2 Corinthians 12

1) niet oorbaar;

Of, voegt mij niet wel; namelijk omdat het roemen een schijn heeft van eigendunkendheid. Versta dan dit, tenware ik tot handhaving mijns apostelschaps daartoe gedwongen worde. Zie hier 2 Cor. 12:11,12.

2Co 12.11,12

2) des Heeren.

Dat is, die mij de Heere gedaan of vertoond heeft.

3) in Christus,

Dat is, die in Christus is, of een Christen. Alzo spreekt hij van zichzelven in den derden persoon, tot een teken van nederigheid, alsof het ene zaak ware, die buiten hem ware.
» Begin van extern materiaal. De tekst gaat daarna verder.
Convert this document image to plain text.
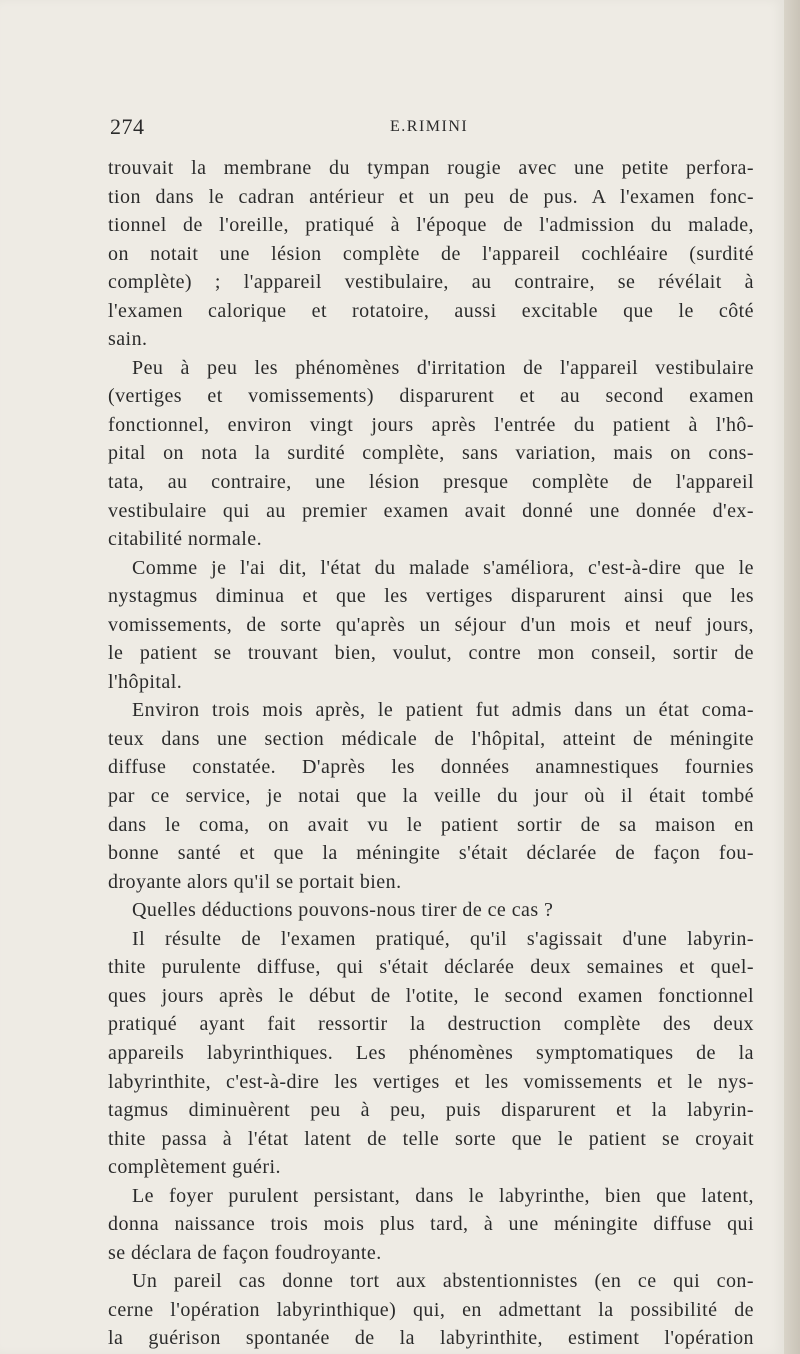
274	E.RIMINI
trouvait la membrane du tympan rougie avec une petite perfora-
tion dans le cadran antérieur et un peu de pus. A l'examen fonc-
tionnel de l'oreille, pratiqué à l'époque de l'admission du malade,
on notait une lésion complète de l'appareil cochléaire (surdité
complète) ; l'appareil vestibulaire, au contraire, se révélait à
l'examen calorique et rotatoire, aussi excitable que le côté
sain.
Peu à peu les phénomènes d'irritation de l'appareil vestibulaire
(vertiges et vomissements) disparurent et au second examen
fonctionnel, environ vingt jours après l'entrée du patient à l'hô-
pital on nota la surdité complète, sans variation, mais on cons-
tata, au contraire, une lésion presque complète de l'appareil
vestibulaire qui au premier examen avait donné une donnée d'ex-
citabilité normale.
Comme je l'ai dit, l'état du malade s'améliora, c'est-à-dire que le
nystagmus diminua et que les vertiges disparurent ainsi que les
vomissements, de sorte qu'après un séjour d'un mois et neuf jours,
le patient se trouvant bien, voulut, contre mon conseil, sortir de
l'hôpital.
Environ trois mois après, le patient fut admis dans un état coma-
teux dans une section médicale de l'hôpital, atteint de méningite
diffuse constatée. D'après les données anamnestiques fournies
par ce service, je notai que la veille du jour où il était tombé
dans le coma, on avait vu le patient sortir de sa maison en
bonne santé et que la méningite s'était déclarée de façon fou-
droyante alors qu'il se portait bien.
Quelles déductions pouvons-nous tirer de ce cas ?
Il résulte de l'examen pratiqué, qu'il s'agissait d'une labyrin-
thite purulente diffuse, qui s'était déclarée deux semaines et quel-
ques jours après le début de l'otite, le second examen fonctionnel
pratiqué ayant fait ressortir la destruction complète des deux
appareils labyrinthiques. Les phénomènes symptomatiques de la
labyrinthite, c'est-à-dire les vertiges et les vomissements et le nys-
tagmus diminuèrent peu à peu, puis disparurent et la labyrin-
thite passa à l'état latent de telle sorte que le patient se croyait
complètement guéri.
Le foyer purulent persistant, dans le labyrinthe, bien que latent,
donna naissance trois mois plus tard, à une méningite diffuse qui
se déclara de façon foudroyante.
Un pareil cas donne tort aux abstentionnistes (en ce qui con-
cerne l'opération labyrinthique) qui, en admettant la possibilité de
la guérison spontanée de la labyrinthite, estiment l'opération
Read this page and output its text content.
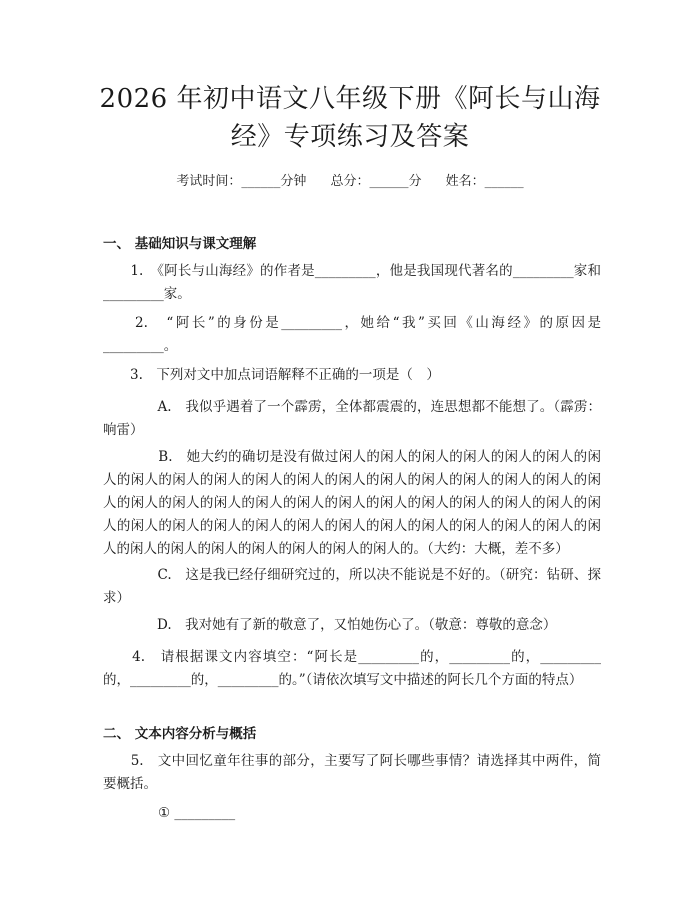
2026 年初中语文八年级下册《阿长与山海
经》专项练习及答案
考试时间：______分钟 总分：______分 姓名：______
一、 基础知识与课文理解
　　1.　《阿长与山海经》的作者是_________，他是我国现代著名的_________家和_________家。
　　2.　“阿长”的身份是_________，她给“我”买回《山海经》的原因是_________。
　　3.　下列对文中加点词语解释不正确的一项是（　）
　　　　A.　我似乎遇着了一个霹雳，全体都震震的，连思想都不能想了。（霹雳：响雷）
　　　　B.　她大约的确切是没有做过闲人的闲人的闲人的闲人的闲人的闲人的闲人的闲人的闲人的闲人的闲人的闲人的闲人的闲人的闲人的闲人的闲人的闲人的闲人的闲人的闲人的闲人的闲人的闲人的闲人的闲人的闲人的闲人的闲人的闲人的闲人的闲人的闲人的闲人的闲人的闲人的闲人的闲人的闲人的闲人的闲人的闲人的闲人的闲人的闲人的闲人的闲人的闲人的闲人的闲人的。（大约：大概，差不多）
　　　　C.　这是我已经仔细研究过的，所以决不能说是不好的。（研究：钻研、探求）
　　　　D.　我对她有了新的敬意了，又怕她伤心了。（敬意：尊敬的意念）
　　4.　请根据课文内容填空：“阿长是_________的，_________的，_________的，_________的，_________的。”（请依次填写文中描述的阿长几个方面的特点）
二、 文本内容分析与概括
　　5.　文中回忆童年往事的部分，主要写了阿长哪些事情？请选择其中两件，简要概括。
① _________
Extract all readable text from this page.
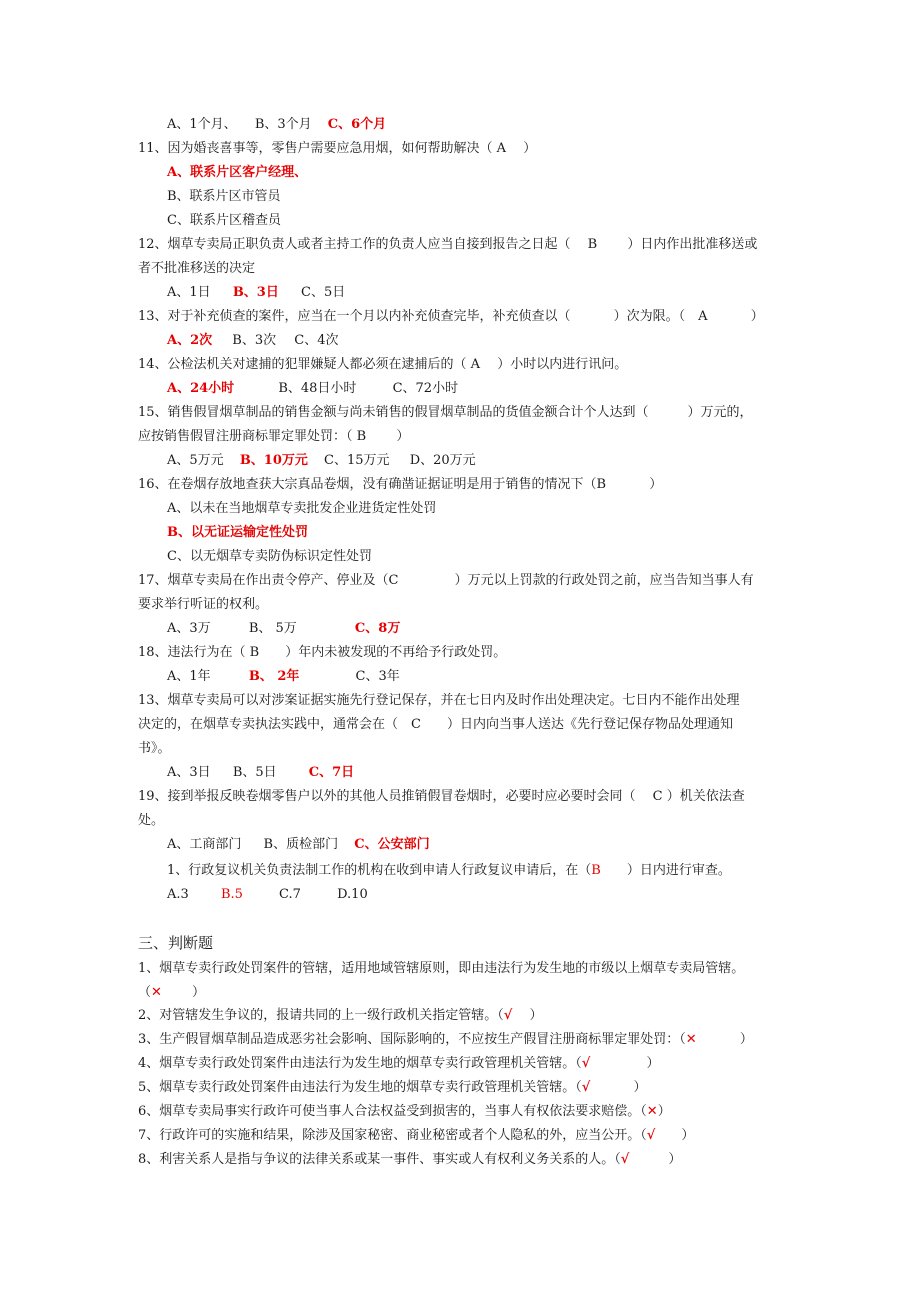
A、1个月、 B、3个月 C、6个月
11、因为婚丧喜事等，零售户需要应急用烟，如何帮助解决（ A　 ）
A、联系片区客户经理、
B、联系片区市管员
C、联系片区稽查员
12、烟草专卖局正职负责人或者主持工作的负责人应当自接到报告之日起（　 B　　 ）日内作出批准移送或
者不批准移送的决定
A、1日 B、3日 C、5日
13、对于补充侦查的案件，应当在一个月以内补充侦查完毕，补充侦查以（　　　 ）次为限。（　A　　　 ）
A、2次 B、3次 C、4次
14、公检法机关对逮捕的犯罪嫌疑人都必须在逮捕后的（ A　 ）小时以内进行讯问。
A、24小时	B、48日小时	C、72小时
15、销售假冒烟草制品的销售金额与尚未销售的假冒烟草制品的货值金额合计个人达到（　　　）万元的，
应按销售假冒注册商标罪定罪处罚：（ B　　 ）
A、5万元 B、10万元 C、15万元 D、20万元
16、在卷烟存放地查获大宗真品卷烟，没有确凿证据证明是用于销售的情况下（B　　　 ）
A、以未在当地烟草专卖批发企业进货定性处罚
B、以无证运输定性处罚
C、以无烟草专卖防伪标识定性处罚
17、烟草专卖局在作出责令停产、停业及（C　　　　 ）万元以上罚款的行政处罚之前，应当告知当事人有
要求举行听证的权利。
A、3万	B、 5万	C、8万
18、违法行为在（ B　　）年内未被发现的不再给予行政处罚。
A、1年	B、 2年	C、3年
13、烟草专卖局可以对涉案证据实施先行登记保存，并在七日内及时作出处理决定。七日内不能作出处理
决定的，在烟草专卖执法实践中，通常会在（　C　　）日内向当事人送达《先行登记保存物品处理通知
书》。
A、3日 B、5日 C、7日
19、接到举报反映卷烟零售户以外的其他人员推销假冒卷烟时，必要时应必要时会同（　 C ）机关依法查
处。
A、工商部门 B、质检部门 C、公安部门
1、行政复议机关负责法制工作的机构在收到申请人行政复议申请后，在（B　　）日内进行审查。
A.3 B.5	C.7	D.10
三、判断题
1、烟草专卖行政处罚案件的管辖，适用地域管辖原则，即由违法行为发生地的市级以上烟草专卖局管辖。
（✕　　 ）
2、对管辖发生争议的，报请共同的上一级行政机关指定管辖。（√　 ）
3、生产假冒烟草制品造成恶劣社会影响、国际影响的，不应按生产假冒注册商标罪定罪处罚：（✕　　　 ）
4、烟草专卖行政处罚案件由违法行为发生地的烟草专卖行政管理机关管辖。（√　　　　 ）
5、烟草专卖行政处罚案件由违法行为发生地的烟草专卖行政管理机关管辖。（√　　　 ）
6、烟草专卖局事实行政许可使当事人合法权益受到损害的，当事人有权依法要求赔偿。（✕）
7、行政许可的实施和结果，除涉及国家秘密、商业秘密或者个人隐私的外，应当公开。（√　　）
8、利害关系人是指与争议的法律关系或某一事件、事实或人有权利义务关系的人。（√　　　）
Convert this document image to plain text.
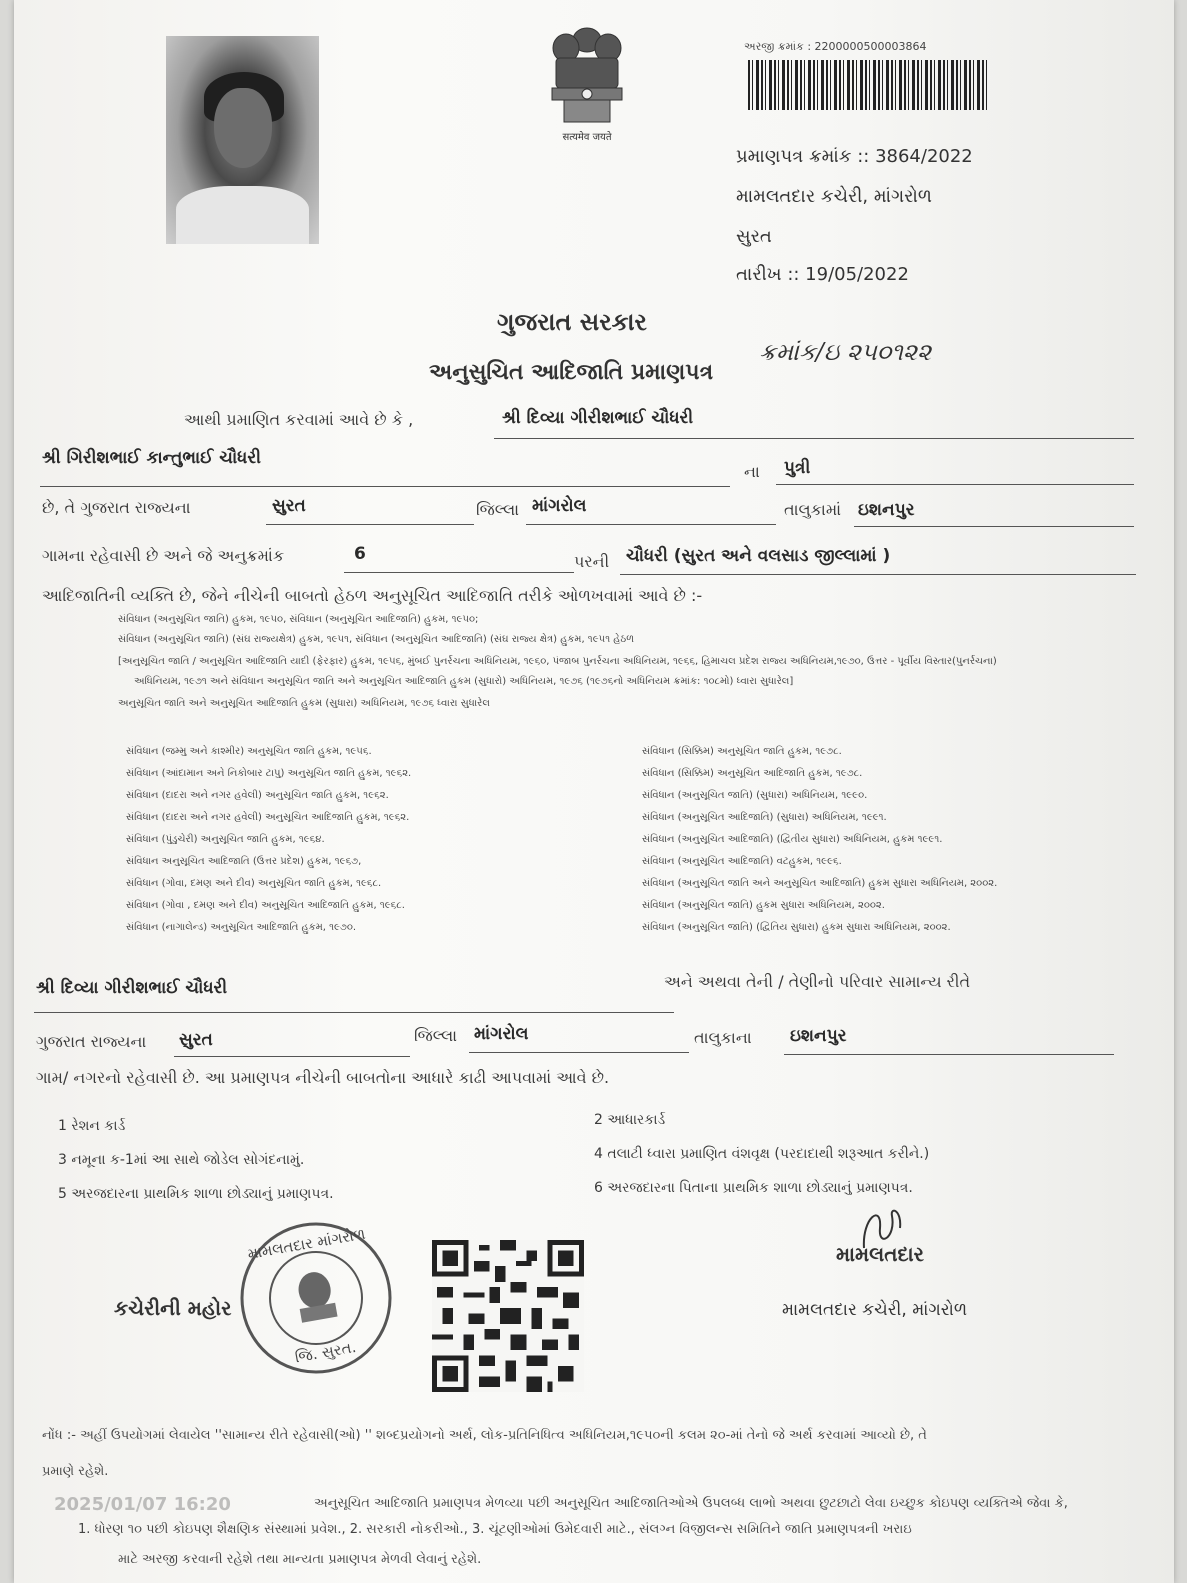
सत्यमेव जयते
અરજી ક્રમાંક : 2200000500003864
પ્રમાણપત્ર ક્રમાંક :: 3864/2022
મામલતદાર કચેરી, માંગરોળ
સુરત
તારીખ :: 19/05/2022
ગુજરાત સરકાર
અનુસુચિત આદિજાતિ પ્રમાણપત્ર
ક્રમાંક/ઇ ૨૫૦૧૨૨
આથી પ્રમાણિત કરવામાં આવે છે કે ,	શ્રી દિવ્યા ગીરીશભાઈ ચૌધરી
શ્રી ગિરીશભાઈ કાન્તુભાઈ ચૌધરી
ના પુત્રી
છે, તે ગુજરાત રાજ્યના	સુરત	જિલ્લા માંગરોલ	તાલુકામાં ઇશનપુર
ગામના રહેવાસી છે અને જે અનુક્રમાંક	6	પરની ચૌધરી (સુરત અને વલસાડ જીલ્લામાં )
આદિજાતિની વ્યક્તિ છે, જેને નીચેની બાબતો હેઠળ અનુસૂચિત આદિજાતિ તરીકે ઓળખવામાં આવે છે :-
સંવિધાન (અનુસૂચિત જાતિ) હુકમ, ૧૯૫૦, સંવિધાન (અનુસૂચિત આદિજાતિ) હુકમ, ૧૯૫૦;
સંવિધાન (અનુસૂચિત જાતિ) (સંઘ રાજ્યક્ષેત્ર) હુકમ, ૧૯૫૧, સંવિધાન (અનુસૂચિત આદિજાતિ) (સંઘ રાજ્ય ક્ષેત્ર) હુકમ, ૧૯૫૧ હેઠળ
[અનુસૂચિત જાતિ / અનુસૂચિત આદિજાતિ યાદી (ફેરફાર) હુકમ, ૧૯૫૬, મુંબઈ પુનર્રચના અધિનિયમ, ૧૯૬૦, પંજાબ પુનર્રચના અધિનિયમ, ૧૯૬૬, હિમાચલ પ્રદેશ રાજ્ય અધિનિયમ,૧૯૭૦, ઉત્તર - પૂર્વીય વિસ્તાર(પુનર્રચના)
અધિનિયમ, ૧૯૭૧ અને સંવિધાન અનુસૂચિત જાતિ અને અનુસૂચિત આદિજાતિ હુકમ (સુધારો) અધિનિયમ, ૧૯૭૬ (૧૯૭૬નો અધિનિયમ ક્રમાંક: ૧૦૮મો) ધ્વારા સુધારેલ]
અનુસૂચિત જાતિ અને અનુસૂચિત આદિજાતિ હુકમ (સુધારા) અધિનિયમ, ૧૯૭૬ ધ્વારા સુધારેલ
સંવિધાન (જમ્મુ અને કાશ્મીર) અનુસૂચિત જાતિ હુકમ, ૧૯૫૬.
સંવિધાન (આંદામાન અને નિકોબાર ટાપુ) અનુસૂચિત જાતિ હુકમ, ૧૯૬૨.
સંવિધાન (દાદરા અને નગર હવેલી) અનુસૂચિત જાતિ હુકમ, ૧૯૬૨.
સંવિધાન (દાદરા અને નગર હવેલી) અનુસૂચિત આદિજાતિ હુકમ, ૧૯૬૨.
સંવિધાન (પુંડુચેરી) અનુસૂચિત જાતિ હુકમ, ૧૯૬૪.
સંવિધાન અનુસૂચિત આદિજાતિ (ઉત્તર પ્રદેશ) હુકમ, ૧૯૬૭,
સંવિધાન (ગોવા, દમણ અને દીવ) અનુસૂચિત જાતિ હુકમ, ૧૯૬૮.
સંવિધાન (ગોવા , દમણ અને દીવ) અનુસૂચિત આદિજાતિ હુકમ, ૧૯૬૮.
સંવિધાન (નાગાલેન્ડ) અનુસૂચિત આદિજાતિ હુકમ, ૧૯૭૦.
સંવિધાન (સિક્કિમ) અનુસૂચિત જાતિ હુકમ, ૧૯૭૮.
સંવિધાન (સિક્કિમ) અનુસૂચિત આદિજાતિ હુકમ, ૧૯૭૮.
સંવિધાન (અનુસૂચિત જાતિ) (સુધારા) અધિનિયમ, ૧૯૯૦.
સંવિધાન (અનુસૂચિત આદિજાતિ) (સુધારા) અધિનિયમ, ૧૯૯૧.
સંવિધાન (અનુસૂચિત આદિજાતિ) (દ્વિતીય સુધારા) અધિનિયમ, હુકમ ૧૯૯૧.
સંવિધાન (અનુસૂચિત આદિજાતિ) વટહુકમ, ૧૯૯૬.
સંવિધાન (અનુસૂચિત જાતિ અને અનુસૂચિત આદિજાતિ) હુકમ સુધારા અધિનિયમ, ૨૦૦૨.
સંવિધાન (અનુસૂચિત જાતિ) હુકમ સુધારા અધિનિયમ, ૨૦૦૨.
સંવિધાન (અનુસૂચિત જાતિ) (દ્વિતિય સુધારા) હુકમ સુધારા અધિનિયમ, ૨૦૦૨.
શ્રી દિવ્યા ગીરીશભાઈ ચૌધરી	અને અથવા તેની / તેણીનો પરિવાર સામાન્ય રીતે
ગુજરાત રાજ્યના સુરત	જિલ્લા માંગરોલ	તાલુકાના ઇશનપુર
ગામ/ નગરનો રહેવાસી છે. આ પ્રમાણપત્ર નીચેની બાબતોના આધારે કાઢી આપવામાં આવે છે.
1 રેશન કાર્ડ	2 આધારકાર્ડ
3 નમૂના ક-1માં આ સાથે જોડેલ સોગંદનામું.	4 તલાટી ધ્વારા પ્રમાણિત વંશવૃક્ષ (પરદાદાથી શરૂઆત કરીને.)
5 અરજદારના પ્રાથમિક શાળા છોડ્યાનું પ્રમાણપત્ર.	6 અરજદારના પિતાના પ્રાથમિક શાળા છોડ્યાનું પ્રમાણપત્ર.
કચેરીની મહોર
મામલતદાર માંગરોળ
જિ. સુરત.
મામલતદાર
મામલતદાર કચેરી, માંગરોળ
નોંધ :- અહીં ઉપયોગમાં લેવાયેલ ''સામાન્ય રીતે રહેવાસી(ઓ) '' શબ્દપ્રયોગનો અર્થ, લોક-પ્રતિનિધિત્વ અધિનિયમ,૧૯૫૦ની કલમ ૨૦-માં તેનો જે અર્થ કરવામાં આવ્યો છે, તે
પ્રમાણે રહેશે.
અનુસૂચિત આદિજાતિ પ્રમાણપત્ર મેળવ્યા પછી અનુસૂચિત આદિજાતિઓએ ઉપલબ્ધ લાભો અથવા છુટછાટો લેવા ઇચ્છુક કોઇપણ વ્યક્તિએ જેવા કે,
2025/01/07 16:20
1. ધોરણ ૧૦ પછી કોઇપણ શૈક્ષણિક સંસ્થામાં પ્રવેશ., 2. સરકારી નોકરીઓ., 3. ચૂંટણીઓમાં ઉમેદવારી માટે., સંલગ્ન વિજીલન્સ સમિતિને જાતિ પ્રમાણપત્રની ખરાઇ
માટે અરજી કરવાની રહેશે તથા માન્યતા પ્રમાણપત્ર મેળવી લેવાનું રહેશે.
Anderen nemen dit woord in Christus, voor bij Christus, voor een vorm van eed, gelijk Rom. 9:1, en hierna 2 Cor. 12:19.

Ro 9.1 2Co 12.19

4) (of het [geschied zij]

Dat is, of het alleen door een vertrekking van zinnen mij is vertoond in mijn geest; of dat mijn geest voor een tijd uit mijn lichaam in den hemel is opgebracht, om zulks te zien en te horen, weet ik niet. Anderen nemen het alzo: Of ik met lichaam en ziel in den hemel ben opgeheven, of met de ziel alleen, dat weet ik niet.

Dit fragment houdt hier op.